Studying in Retirement – “Metrics”

I am taking Point Set Topology. This is, for me, challenging math, and I’m liking it.

Last fall was my first “term” of retirement. (I was on terminal leave). In many ways it felt like an extended summer vacation. Fun. At first. But it got long.

So for the spring I committed to create a schedule for myself.

• I was looking at forming a math reading group.
• I wanted to pick up work one or two days a week – work with kids and math.
• I wanted to regularize reading (I’d almost completely stopped reading my last years of teaching).
• I wanted to regularize walking.
• And I wanted to take courses – when I was on sabbatical a decade ago, I loved being a student again.

I had partial success.

• Sue and I formed a reading group, which I have enjoyed, but has been irregular. I will try again, soon, to create a slightly larger group.
• I didn’t get work for the spring, but landed something I am really interested in for the summer.
• Reading has been mixed. I AM reading much more – both books, and making progress in my magazines (New Yorker, Economist, Scientific American) – but I have not succeeded in making a regular time – and I am uneven. I’ll take the progress, and work on more.
• Walking has been good. I am out most days. There are hikes. There’s loops around the neighborhood (usually around the reservoir). And there’s days in the New York Botanical Gardens (the grounds are free to Bronx residents.) And there’s days in Van Cortlandt Park, which I love.
• And I signed up for a course. Turned out to be a math course, Point Set Topology, at Queens College.

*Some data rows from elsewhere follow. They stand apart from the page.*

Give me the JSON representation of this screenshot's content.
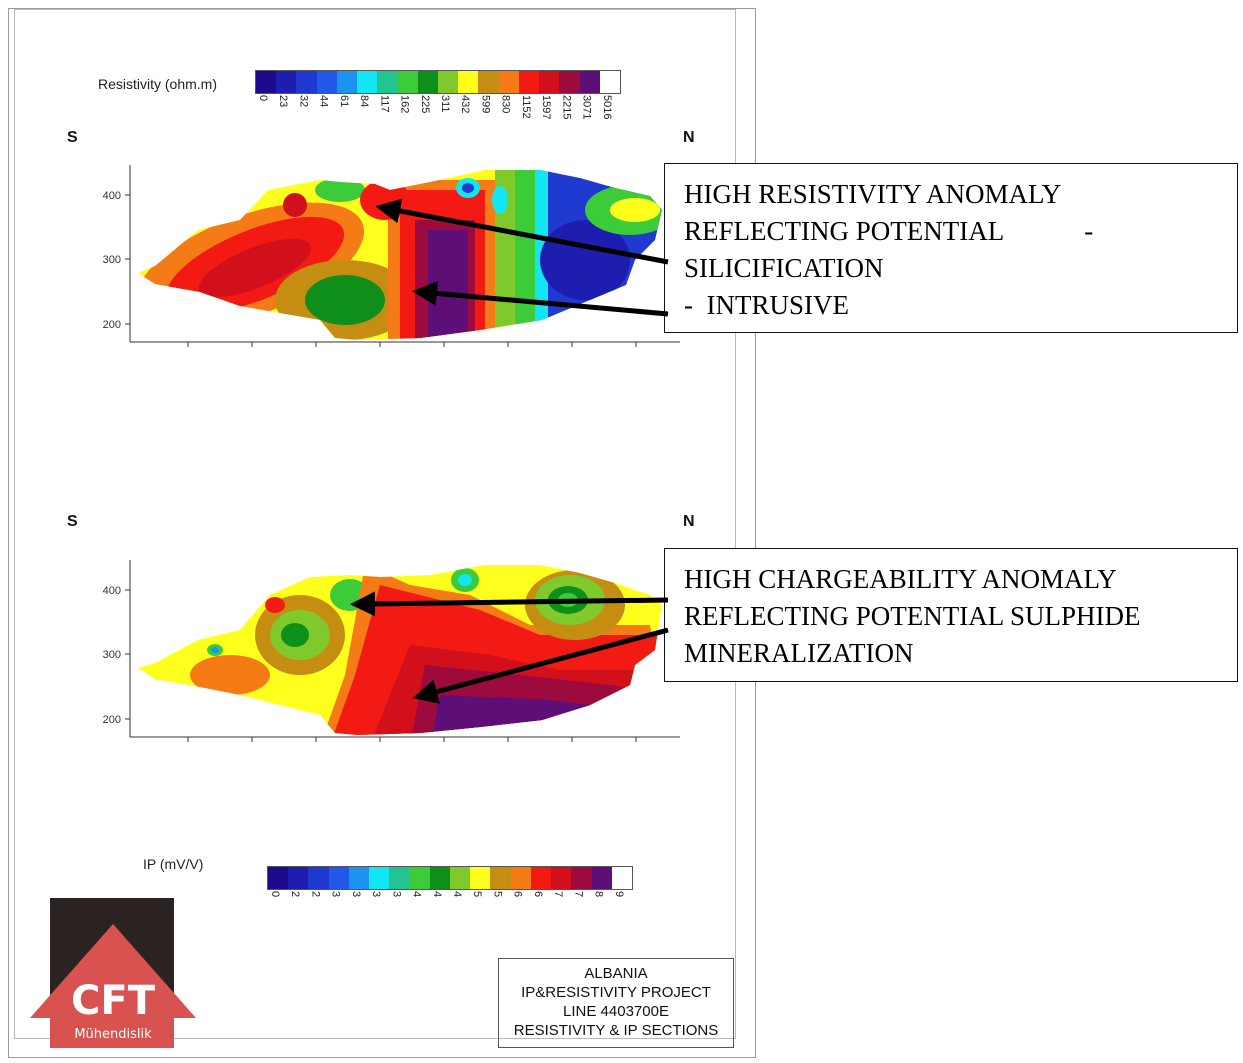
{
  "resistivity_legend": {
    "label": "Resistivity (ohm.m)",
    "ticks": [
      "0",
      "23",
      "32",
      "44",
      "61",
      "84",
      "117",
      "162",
      "225",
      "311",
      "432",
      "599",
      "830",
      "1152",
      "1597",
      "2215",
      "3071",
      "5016"
    ],
    "colors": [
      "#1c0a8c",
      "#1d1eb0",
      "#1f3ad1",
      "#2258e8",
      "#1c93f0",
      "#11e6f2",
      "#22c48f",
      "#3ccc3a",
      "#0e8f1a",
      "#7fc92c",
      "#ffff1e",
      "#c58e12",
      "#f57b16",
      "#f21a12",
      "#d2101c",
      "#9c0a3e",
      "#5e0f77",
      "#ffffff"
    ]
  },
  "ip_legend": {
    "label": "IP (mV/V)",
    "ticks": [
      "0",
      "2",
      "2",
      "3",
      "3",
      "3",
      "3",
      "4",
      "4",
      "4",
      "5",
      "5",
      "6",
      "6",
      "7",
      "7",
      "8",
      "9"
    ],
    "colors": [
      "#1c0a8c",
      "#1d1eb0",
      "#1f3ad1",
      "#2258e8",
      "#1c93f0",
      "#11e6f2",
      "#22c48f",
      "#3ccc3a",
      "#0e8f1a",
      "#7fc92c",
      "#ffff1e",
      "#c58e12",
      "#f57b16",
      "#f21a12",
      "#d2101c",
      "#9c0a3e",
      "#5e0f77",
      "#ffffff"
    ]
  },
  "sections": [
    {
      "left_dir": "S",
      "right_dir": "N",
      "y_ticks": [
        "400",
        "300",
        "200"
      ]
    },
    {
      "left_dir": "S",
      "right_dir": "N",
      "y_ticks": [
        "400",
        "300",
        "200"
      ]
    }
  ],
  "callouts": [
    {
      "lines": [
        "HIGH RESISTIVITY ANOMALY",
        "REFLECTING POTENTIAL            -",
        "SILICIFICATION",
        "-  INTRUSIVE"
      ]
    },
    {
      "lines": [
        "HIGH CHARGEABILITY ANOMALY",
        "REFLECTING POTENTIAL SULPHIDE",
        "MINERALIZATION"
      ]
    }
  ],
  "title_block": {
    "lines": [
      "ALBANIA",
      "IP&RESISTIVITY PROJECT",
      "LINE 4403700E",
      "RESISTIVITY & IP SECTIONS"
    ]
  },
  "logo": {
    "text": "CFT",
    "subtext": "Mühendislik",
    "fill": "#d8534f",
    "background": "#2a2321"
  }
}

I scrambled in January – I got back from a trip January 6, and courses were starting in a few weeks. Out of lack of imagination, I chose mathematics. Cost pushed me to CUNY. I was divided between Lehman for distance and Queens for course offerings – and Queens was where I’d been on sabbatical. In fact, I’d forgotten, Queens had admitted me to their masters program. Now, do I want to earn another masters? I don’t know. But it made registration easy.

I love being a student. I like sitting in class. I do not have most of the right answers. This is challenging for me. But I get some of it right. There’s actually a freshman (this is mixed graduate/undergraduate) who runs rings around us (rings in the “runs rings” expression sense, not in the math sense, where I know what a ring is, but don’t know how to run one). A few weeks ago me and two people around my level formed an open study group – and it is nice to hang out in the library after class, and slowly go over ideas and problems.

Also, this is Queens College. The class, and the study group, are integrated. We have a fascinating mix of backgrounds. It reminds me of the high school I worked at, when it was just starting (not like today).

I’d love to tell you about the course. I got an okay grade on the first quiz. A perfect grade on the second. But if you’ve taught, you know. Getting a high grade << Being able to explain. And I am laser-focused on not being able to explain what Point Set Topology is. It is a goal. I cannot do it here, today. I mean, I could use the right words, maybe, and a math person would understand, and assume I really knew what I was talking about. But no, they would be filling in the blanks. I am not ready. I am not there.

But a few weeks ago we ran into a topic that I really did understand. So I’m going to share that with you.

Distance

Think of distance as a function – the input is two places – the output is a number – the distance between the places. “How far is it from the movie theater to the liquor store?” – we have “how far” and two places, the movie theater and the liquor store.

OK, good enough for math people? Nope.

Abstract rules (axioms)

First they need some abstract rules. And they always start with the things that are so obvious that there’s no proof of them. Math people call these “axioms.” And for distance they come up with three of them, plus an obvious fact.

• Obvious fact: Distance is never negative.
• Rule 1 without proof: If the distance between two places is 0, then they must be the same place.
• Rule 2 without proof: The distance from home to work is the same as the distance from work to home (or whatever two places you want, they don’t need to be home and work)
• Rule 3 without proof: The distance from home to work to the bar has to be the same as or more than the distance from home straight to the bar (could be from school to the skate park to your friend’s house, or really any three points)

I see other people describe these or break them up a little differently. I wonder what’s that about – although small differences do seem to crop up among math people about a wide range of things.

Not just distance, “Metric”

Math people need this to be more general. So I write distance(theater to store) = 8 blocks, or d(x,y) = 7 and say “the distance from x to y is 7”.

And we call a function that follows the same rules as distance “a metric.”

“Metric” sounds like “metric system” – and for good reason. “Metric” means of or related to the either the metric system, or measurement in general.

By the way, I am writing “distance” – but I mean regular, normal distance. Math people call this Euclidean distance or the Euclidean metric. I think when I come back to writing about this topic (I will!) I’ll start with Euclidean distance. (which is just regular distance).